According to Paschini, digital assets and cryptocurrencies are a growing asset class as well as a payment and settlement mechanism. So, He noted that it would be wise for banks to get immersed in digital assets as Bitcoin is currently outperforming the stock market.

It’s also important to note the growing interest among institutional investors in digital assets. This has recently caught the attention of not only the big banks but the big hedge funds as well. Just this week, the billionaire hedge fund SkyBridge Capital run by Anthony Scaramucci filed a formal application with the US securities regulator to set up a new Bitcoin fund.

Legal compliance is becoming more important than ever

While it is revolutionary for banks and traditional financial institutions to add support for digital assets, constantly changing compliance and regulatory challenges also need to be addressed. This is particularly the case with the Treasury Department’s Financial Crimes Enforcement Network (FinCEN), which has announced a proposed rule change for transactions in virtual currencies with unprotected purses.

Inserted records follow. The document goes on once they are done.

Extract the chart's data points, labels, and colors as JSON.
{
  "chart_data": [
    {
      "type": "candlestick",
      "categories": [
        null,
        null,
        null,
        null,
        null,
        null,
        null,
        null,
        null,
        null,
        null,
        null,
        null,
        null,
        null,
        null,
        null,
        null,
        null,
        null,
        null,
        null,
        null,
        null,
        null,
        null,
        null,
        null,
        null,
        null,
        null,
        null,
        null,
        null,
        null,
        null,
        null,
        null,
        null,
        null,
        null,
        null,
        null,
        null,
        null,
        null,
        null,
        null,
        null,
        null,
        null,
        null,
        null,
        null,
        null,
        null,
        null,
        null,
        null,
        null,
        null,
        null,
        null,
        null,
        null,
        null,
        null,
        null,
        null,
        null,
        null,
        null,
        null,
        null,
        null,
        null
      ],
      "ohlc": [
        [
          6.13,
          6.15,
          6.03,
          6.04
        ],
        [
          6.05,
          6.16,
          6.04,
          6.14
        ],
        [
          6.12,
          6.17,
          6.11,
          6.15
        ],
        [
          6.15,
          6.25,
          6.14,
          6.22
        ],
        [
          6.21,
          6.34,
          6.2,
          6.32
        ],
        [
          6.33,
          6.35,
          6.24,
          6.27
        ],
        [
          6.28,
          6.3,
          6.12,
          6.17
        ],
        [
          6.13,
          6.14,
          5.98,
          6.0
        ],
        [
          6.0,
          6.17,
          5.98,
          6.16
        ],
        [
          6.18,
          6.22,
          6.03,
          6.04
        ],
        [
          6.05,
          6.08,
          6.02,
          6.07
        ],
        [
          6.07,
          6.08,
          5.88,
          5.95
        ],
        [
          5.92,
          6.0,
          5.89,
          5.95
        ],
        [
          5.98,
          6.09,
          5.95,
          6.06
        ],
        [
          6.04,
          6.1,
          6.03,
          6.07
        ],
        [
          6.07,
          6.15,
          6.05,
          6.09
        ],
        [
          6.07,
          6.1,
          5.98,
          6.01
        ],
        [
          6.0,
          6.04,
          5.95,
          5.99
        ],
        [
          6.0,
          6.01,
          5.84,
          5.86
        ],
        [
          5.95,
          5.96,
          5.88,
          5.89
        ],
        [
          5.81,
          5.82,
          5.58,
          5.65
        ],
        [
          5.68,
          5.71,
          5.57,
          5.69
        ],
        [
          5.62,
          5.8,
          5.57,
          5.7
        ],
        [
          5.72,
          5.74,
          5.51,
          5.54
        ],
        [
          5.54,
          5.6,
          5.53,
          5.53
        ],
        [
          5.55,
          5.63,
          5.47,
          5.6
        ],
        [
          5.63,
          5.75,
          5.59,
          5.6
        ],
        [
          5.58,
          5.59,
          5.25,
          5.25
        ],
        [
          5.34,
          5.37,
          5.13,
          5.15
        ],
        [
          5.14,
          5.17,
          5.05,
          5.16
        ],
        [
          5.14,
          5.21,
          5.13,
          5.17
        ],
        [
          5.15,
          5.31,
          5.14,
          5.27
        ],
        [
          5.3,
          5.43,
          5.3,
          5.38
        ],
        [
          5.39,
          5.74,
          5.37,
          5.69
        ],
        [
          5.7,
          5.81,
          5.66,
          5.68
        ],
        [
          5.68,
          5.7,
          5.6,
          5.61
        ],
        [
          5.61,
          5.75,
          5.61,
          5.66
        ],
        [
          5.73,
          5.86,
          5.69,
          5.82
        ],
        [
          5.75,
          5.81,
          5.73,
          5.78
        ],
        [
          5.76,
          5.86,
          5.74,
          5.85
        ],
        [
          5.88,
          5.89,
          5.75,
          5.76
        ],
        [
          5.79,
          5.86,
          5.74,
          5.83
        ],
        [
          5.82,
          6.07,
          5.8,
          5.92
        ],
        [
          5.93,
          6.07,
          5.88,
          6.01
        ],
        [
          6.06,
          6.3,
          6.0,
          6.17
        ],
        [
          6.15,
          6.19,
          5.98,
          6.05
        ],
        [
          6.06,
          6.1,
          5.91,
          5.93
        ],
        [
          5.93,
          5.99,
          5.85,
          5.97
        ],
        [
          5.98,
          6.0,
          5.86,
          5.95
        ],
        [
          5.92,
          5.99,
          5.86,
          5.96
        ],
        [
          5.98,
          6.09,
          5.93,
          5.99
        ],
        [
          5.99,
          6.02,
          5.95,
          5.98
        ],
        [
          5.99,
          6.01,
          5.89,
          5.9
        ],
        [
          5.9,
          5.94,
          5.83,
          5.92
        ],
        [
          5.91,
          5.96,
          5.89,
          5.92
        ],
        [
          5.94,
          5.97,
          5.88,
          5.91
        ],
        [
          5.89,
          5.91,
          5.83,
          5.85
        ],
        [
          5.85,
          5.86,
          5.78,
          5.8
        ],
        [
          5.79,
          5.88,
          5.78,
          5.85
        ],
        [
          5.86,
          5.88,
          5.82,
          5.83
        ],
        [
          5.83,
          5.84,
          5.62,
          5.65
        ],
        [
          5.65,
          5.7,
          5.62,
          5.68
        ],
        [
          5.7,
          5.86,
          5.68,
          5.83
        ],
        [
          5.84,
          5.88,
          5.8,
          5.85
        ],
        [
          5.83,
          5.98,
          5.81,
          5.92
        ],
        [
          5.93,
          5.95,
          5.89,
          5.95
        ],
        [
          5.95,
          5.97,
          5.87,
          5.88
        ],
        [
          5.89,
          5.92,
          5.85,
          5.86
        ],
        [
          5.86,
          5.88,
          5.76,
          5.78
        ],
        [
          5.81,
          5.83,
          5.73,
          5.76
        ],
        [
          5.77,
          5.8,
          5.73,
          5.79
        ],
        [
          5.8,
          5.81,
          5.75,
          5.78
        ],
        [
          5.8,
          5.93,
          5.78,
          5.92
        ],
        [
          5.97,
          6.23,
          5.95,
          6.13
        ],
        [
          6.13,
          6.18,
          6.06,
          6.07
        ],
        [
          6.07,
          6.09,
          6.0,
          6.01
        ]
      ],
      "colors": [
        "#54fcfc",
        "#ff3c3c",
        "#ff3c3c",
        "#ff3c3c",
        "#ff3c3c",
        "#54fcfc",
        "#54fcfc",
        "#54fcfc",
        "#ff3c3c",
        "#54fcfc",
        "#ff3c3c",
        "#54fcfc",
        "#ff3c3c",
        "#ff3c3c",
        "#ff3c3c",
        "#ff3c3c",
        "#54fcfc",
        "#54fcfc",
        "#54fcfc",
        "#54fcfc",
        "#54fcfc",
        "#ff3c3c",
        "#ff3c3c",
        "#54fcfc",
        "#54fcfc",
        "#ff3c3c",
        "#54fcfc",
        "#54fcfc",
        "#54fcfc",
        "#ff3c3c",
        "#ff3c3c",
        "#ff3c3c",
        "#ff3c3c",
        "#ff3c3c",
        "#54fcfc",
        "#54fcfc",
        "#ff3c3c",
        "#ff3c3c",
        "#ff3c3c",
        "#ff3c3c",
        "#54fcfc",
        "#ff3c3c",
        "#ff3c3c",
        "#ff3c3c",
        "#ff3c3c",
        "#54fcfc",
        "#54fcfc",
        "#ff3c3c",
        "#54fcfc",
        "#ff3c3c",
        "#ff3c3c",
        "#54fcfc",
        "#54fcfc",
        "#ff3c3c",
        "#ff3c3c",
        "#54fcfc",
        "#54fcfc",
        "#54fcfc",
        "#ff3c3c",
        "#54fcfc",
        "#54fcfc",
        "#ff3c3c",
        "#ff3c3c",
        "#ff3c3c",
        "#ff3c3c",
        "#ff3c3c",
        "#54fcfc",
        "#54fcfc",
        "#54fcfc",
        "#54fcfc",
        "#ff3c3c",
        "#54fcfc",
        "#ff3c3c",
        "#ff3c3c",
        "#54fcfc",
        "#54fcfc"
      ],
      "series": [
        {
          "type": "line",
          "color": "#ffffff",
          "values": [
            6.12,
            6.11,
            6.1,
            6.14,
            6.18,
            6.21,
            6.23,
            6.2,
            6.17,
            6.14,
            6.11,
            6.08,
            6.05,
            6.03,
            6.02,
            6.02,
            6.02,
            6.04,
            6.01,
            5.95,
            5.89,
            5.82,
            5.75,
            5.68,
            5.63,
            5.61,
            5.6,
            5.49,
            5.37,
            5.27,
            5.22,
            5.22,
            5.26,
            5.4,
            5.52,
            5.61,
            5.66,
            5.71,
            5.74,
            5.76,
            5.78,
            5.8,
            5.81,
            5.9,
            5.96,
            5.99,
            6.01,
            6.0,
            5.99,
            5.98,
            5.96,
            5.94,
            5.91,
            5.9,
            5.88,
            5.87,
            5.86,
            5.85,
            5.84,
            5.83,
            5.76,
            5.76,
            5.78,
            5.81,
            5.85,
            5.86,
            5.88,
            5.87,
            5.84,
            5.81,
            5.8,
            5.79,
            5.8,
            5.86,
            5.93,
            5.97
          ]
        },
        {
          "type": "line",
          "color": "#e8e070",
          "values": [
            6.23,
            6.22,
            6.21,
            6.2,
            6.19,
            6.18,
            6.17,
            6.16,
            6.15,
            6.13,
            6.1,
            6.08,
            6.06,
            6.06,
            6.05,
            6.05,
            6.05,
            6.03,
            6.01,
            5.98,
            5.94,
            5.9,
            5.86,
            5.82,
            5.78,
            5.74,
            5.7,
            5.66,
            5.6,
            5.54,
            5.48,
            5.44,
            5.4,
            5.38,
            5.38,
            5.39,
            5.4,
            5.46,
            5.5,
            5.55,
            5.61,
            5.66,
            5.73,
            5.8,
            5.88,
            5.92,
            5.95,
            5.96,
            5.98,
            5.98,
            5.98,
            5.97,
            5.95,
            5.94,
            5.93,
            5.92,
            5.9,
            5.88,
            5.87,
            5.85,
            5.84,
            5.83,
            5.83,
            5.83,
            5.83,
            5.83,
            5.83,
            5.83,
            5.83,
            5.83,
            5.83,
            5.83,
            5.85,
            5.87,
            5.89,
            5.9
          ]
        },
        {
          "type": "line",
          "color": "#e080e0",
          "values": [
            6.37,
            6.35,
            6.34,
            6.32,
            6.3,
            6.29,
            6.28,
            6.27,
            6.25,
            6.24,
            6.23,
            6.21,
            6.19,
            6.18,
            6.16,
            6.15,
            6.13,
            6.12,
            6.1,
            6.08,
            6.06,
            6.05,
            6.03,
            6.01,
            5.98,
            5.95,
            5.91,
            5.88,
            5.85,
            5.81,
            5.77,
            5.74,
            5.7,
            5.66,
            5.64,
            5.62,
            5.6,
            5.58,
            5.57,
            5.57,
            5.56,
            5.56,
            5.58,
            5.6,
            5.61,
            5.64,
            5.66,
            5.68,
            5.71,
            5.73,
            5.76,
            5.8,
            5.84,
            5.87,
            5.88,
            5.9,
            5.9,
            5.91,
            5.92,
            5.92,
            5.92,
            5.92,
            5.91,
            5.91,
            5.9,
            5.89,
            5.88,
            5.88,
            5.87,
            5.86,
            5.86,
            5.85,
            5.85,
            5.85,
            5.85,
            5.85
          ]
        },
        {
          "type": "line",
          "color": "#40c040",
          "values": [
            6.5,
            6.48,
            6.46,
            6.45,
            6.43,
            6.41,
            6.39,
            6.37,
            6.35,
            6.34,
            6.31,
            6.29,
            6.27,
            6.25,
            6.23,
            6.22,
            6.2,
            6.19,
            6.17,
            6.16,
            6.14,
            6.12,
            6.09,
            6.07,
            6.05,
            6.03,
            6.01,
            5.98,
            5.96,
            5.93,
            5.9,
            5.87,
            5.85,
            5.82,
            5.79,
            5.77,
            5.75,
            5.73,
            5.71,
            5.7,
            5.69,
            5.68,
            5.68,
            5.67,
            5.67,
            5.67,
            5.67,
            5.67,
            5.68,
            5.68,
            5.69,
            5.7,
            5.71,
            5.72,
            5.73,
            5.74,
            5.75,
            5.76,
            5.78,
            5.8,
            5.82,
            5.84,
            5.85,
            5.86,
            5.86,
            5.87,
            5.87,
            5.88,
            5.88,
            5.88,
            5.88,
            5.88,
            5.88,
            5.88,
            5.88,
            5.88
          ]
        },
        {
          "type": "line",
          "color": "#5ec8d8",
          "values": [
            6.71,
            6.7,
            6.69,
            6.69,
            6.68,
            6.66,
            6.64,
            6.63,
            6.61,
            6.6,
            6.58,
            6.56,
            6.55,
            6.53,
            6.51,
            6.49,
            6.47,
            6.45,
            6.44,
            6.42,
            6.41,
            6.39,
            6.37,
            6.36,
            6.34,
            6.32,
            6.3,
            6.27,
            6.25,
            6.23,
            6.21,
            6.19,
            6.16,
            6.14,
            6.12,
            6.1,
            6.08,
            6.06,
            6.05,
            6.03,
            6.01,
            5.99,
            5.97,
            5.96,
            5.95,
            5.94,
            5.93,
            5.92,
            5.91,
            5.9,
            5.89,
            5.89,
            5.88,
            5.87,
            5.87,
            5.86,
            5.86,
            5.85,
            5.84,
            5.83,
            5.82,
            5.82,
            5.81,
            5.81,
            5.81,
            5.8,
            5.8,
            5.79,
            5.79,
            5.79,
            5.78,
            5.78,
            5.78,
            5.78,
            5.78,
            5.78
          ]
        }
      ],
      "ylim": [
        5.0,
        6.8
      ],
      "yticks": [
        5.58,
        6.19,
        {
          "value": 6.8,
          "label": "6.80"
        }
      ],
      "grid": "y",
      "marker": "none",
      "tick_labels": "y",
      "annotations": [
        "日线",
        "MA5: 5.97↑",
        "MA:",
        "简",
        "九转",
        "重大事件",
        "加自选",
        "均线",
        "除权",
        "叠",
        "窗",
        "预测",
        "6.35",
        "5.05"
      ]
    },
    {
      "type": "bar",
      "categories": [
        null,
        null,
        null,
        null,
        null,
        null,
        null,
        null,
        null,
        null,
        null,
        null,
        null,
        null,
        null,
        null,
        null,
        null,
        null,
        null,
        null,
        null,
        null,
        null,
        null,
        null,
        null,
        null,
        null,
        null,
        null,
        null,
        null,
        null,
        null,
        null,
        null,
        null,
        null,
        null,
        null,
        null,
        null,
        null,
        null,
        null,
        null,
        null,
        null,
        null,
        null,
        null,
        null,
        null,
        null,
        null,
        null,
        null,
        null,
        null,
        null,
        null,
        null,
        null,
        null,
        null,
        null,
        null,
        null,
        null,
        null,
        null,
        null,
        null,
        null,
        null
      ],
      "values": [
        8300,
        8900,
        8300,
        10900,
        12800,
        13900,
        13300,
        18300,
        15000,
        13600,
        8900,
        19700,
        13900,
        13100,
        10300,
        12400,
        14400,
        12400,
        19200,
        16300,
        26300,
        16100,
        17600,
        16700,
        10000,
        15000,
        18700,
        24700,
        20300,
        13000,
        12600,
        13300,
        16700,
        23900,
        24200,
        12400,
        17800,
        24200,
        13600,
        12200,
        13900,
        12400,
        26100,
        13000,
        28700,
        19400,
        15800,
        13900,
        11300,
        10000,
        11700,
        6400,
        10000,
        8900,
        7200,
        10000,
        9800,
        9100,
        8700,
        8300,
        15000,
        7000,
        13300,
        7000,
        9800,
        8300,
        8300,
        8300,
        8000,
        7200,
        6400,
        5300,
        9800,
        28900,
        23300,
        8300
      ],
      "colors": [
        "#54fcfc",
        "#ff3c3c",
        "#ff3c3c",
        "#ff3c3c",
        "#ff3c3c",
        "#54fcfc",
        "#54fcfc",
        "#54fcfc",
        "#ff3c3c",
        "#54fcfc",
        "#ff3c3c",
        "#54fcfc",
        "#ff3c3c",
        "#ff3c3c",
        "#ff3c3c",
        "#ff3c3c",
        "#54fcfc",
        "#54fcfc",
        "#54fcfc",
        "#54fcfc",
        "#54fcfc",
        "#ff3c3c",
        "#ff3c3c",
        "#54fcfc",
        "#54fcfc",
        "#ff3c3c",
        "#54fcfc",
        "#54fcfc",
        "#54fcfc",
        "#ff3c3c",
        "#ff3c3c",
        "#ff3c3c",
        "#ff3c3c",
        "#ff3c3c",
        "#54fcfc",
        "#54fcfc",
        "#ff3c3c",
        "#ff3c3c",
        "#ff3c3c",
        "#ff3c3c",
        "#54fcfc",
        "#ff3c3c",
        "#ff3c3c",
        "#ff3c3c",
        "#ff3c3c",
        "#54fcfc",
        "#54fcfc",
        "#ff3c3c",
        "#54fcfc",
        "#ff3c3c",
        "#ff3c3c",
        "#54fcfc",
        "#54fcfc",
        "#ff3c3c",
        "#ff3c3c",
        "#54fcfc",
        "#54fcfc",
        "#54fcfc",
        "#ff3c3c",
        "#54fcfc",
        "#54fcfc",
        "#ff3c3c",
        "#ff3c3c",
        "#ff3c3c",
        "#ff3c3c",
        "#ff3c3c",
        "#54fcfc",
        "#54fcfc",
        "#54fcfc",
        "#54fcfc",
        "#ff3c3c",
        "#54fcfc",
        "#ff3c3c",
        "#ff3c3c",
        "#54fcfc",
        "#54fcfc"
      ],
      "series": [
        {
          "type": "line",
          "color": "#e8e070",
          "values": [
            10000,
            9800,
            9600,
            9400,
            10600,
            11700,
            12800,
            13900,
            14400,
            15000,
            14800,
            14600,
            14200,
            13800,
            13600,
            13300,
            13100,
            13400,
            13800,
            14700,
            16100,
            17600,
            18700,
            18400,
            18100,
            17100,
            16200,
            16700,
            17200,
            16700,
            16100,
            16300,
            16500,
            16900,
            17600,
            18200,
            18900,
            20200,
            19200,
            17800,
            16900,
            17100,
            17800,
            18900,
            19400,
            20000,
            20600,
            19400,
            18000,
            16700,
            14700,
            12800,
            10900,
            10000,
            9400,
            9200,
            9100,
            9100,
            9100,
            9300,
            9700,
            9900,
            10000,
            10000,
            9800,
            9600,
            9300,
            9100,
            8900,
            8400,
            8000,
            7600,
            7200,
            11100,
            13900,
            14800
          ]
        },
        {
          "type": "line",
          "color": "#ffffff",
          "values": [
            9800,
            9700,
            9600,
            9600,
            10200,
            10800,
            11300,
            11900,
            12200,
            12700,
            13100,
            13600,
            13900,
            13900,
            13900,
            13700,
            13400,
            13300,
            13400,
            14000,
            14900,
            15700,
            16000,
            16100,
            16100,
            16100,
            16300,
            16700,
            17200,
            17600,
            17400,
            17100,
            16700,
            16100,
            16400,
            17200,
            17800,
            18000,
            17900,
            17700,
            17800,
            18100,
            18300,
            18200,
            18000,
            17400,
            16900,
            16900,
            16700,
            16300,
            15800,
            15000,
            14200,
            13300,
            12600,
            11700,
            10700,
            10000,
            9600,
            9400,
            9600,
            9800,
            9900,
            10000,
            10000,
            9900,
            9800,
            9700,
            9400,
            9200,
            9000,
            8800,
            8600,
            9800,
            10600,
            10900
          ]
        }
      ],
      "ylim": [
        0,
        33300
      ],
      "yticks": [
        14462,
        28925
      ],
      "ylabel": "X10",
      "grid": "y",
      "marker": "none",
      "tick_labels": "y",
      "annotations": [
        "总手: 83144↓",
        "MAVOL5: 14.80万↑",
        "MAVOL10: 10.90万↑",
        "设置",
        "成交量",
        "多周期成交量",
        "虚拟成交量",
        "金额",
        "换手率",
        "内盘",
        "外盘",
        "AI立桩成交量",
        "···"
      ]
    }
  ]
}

While the rule is currently a proposal, the change would mean banks and money service providers would have to verify the identity of their customers while filing reports for convertible digital currency transactions that exceed $ 10,000. In addition, a record of transactions in convertible digital currencies in excess of US $ 3,000 would be required if a counterparty is using an unguarded portfolio or an “otherwise covered” portfolio, such as with a non-confidential financial institution. Banking.

John Jefferies, chief financial analyst at CipherTrace, a blockchain intelligence company, told Cointelegraph that these proposed rules could affect banks that support digital assets.Noting that regulatory compliance should be a top priority:

“Given rumors about the Treasury Department’s plans to enforce regulations on portfolio transactions with self-custody, and FinCEN’s proposed change to the travel rule that will lower the reporting threshold from $ 3,000 to $ 3,000 Triple in 2021. This will increase compliance costs for banks, exchanges, and other financial institutions. “

Jefferies added that regulators have also suggested more extreme effects, including fines and jail terms for those who fail to comply: “This increases the stakes for banks and others who are first adding cryptocurrency services to their offerings.“.

Furthermore, A CipherTrace survey conducted in December found that only 22% of financial bankers and researchers are confident of detecting payments related to cryptocurrency on their networks, indicating the need for better risk detection.

However, Paschini remains confident that Banco FV will support new digital assets. Paschini stated that the company is already subject to strict KYC and anti-money laundering regulations, as well as transaction reporting. He believes that the biggest challenge for banks is to adopt the right technical infrastructures and protocols.